Highland reuses the water from well to well whenever possible, but a number of factors, including economics and opposition, have resulted in fewer wells being drilled, he said.

“When you can’t reuse that water, you have to seek out other options, which includes disposal,” Boulware said.

The amount of water injected is governed by the permits issued by the Ohio Department of Natural Resources, and Highland is proposing injecting 5,000 to 10,000 barrels a day in each well. The delivery trucks will be of various sizes but, with an estimate of 25 trucks a day serving the two approved wells, which have not been built, the Brookfield property probably would see no more than 65 trucks a day, Boulware said.

Speculation that there could be 100 or more trucks a day would amount to volumes above what would be permitted, he said.

“Injection wells are limited by volume, not by number of wells,” Boulware said.

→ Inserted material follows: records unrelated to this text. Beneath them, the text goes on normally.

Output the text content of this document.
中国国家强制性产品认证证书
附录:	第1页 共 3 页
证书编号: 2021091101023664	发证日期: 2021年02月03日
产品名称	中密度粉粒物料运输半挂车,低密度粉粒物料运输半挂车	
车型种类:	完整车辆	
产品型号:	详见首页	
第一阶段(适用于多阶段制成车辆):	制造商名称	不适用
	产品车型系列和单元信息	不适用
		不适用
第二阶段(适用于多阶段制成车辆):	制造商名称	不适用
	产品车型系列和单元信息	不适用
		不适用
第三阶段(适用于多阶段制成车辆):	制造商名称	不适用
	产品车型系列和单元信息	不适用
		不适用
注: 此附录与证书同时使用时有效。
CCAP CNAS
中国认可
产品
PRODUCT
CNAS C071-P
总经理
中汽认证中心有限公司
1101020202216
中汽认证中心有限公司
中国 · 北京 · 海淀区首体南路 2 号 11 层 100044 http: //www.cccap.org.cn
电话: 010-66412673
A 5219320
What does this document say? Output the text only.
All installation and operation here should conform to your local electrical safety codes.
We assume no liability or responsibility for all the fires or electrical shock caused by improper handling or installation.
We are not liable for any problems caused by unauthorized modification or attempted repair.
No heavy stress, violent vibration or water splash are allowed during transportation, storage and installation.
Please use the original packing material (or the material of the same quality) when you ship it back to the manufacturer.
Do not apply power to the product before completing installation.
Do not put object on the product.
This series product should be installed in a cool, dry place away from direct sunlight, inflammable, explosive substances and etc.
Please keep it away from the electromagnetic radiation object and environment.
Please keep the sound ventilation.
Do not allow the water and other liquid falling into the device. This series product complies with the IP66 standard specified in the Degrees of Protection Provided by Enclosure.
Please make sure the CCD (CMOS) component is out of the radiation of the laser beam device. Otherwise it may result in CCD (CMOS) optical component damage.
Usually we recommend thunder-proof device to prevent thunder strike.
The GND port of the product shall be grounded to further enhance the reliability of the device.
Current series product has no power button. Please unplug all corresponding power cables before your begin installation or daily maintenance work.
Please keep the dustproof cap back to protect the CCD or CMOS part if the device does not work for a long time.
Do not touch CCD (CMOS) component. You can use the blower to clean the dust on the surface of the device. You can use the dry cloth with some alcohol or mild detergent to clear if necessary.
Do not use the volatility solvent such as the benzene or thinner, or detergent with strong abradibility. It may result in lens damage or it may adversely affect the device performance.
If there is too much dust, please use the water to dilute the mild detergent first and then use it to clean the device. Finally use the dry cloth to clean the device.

Concerning fears that the trucks would gum up traffic on Route 7 and slow response time for Brookfield Fire Department, which has its station just south of the well site, Boulware said, “Why they believe that Highland Field’s water trucks wouldn’t move out of the way (for emergency vehicles) is beyond me,” he said.

Yes, Boulware said, it is likely that the drilling will go through drinking water sources, but modern techniques do not contaminate the water. The layers of steel and cement used to case the well keeps any contaminants from the injected water from getting into the source drinking water, he said.

Responding to complaints about the noise of construction vehicles at the well site, Boulware said it is the same type of equipment used by loggers when the property was timbered before Highland bought it.

“The noise would have been the same while it was being timbered,” he said.

Trumbull County has “the geology that’s suitable for injection wells,” Boulware said, referring to the sandstone layer about a mile and a half down, which is sandwiched between bedrock layers.

Many of the earthquakes associated with injection wells were the results of drilling into bedrock that was laid down during the PreCambrian era of geologic time, including the Northstar 1 well site in Youngstown, Boulware said. ODNR has changed regulations so that drilling into that bedrock is not allowed. The Brookfield wells are proposed to empty into a softer, Cambrian rock that is not as deep.

“That helps alleviate potential pressure on any fault that might exist at that depth,” Boulware said.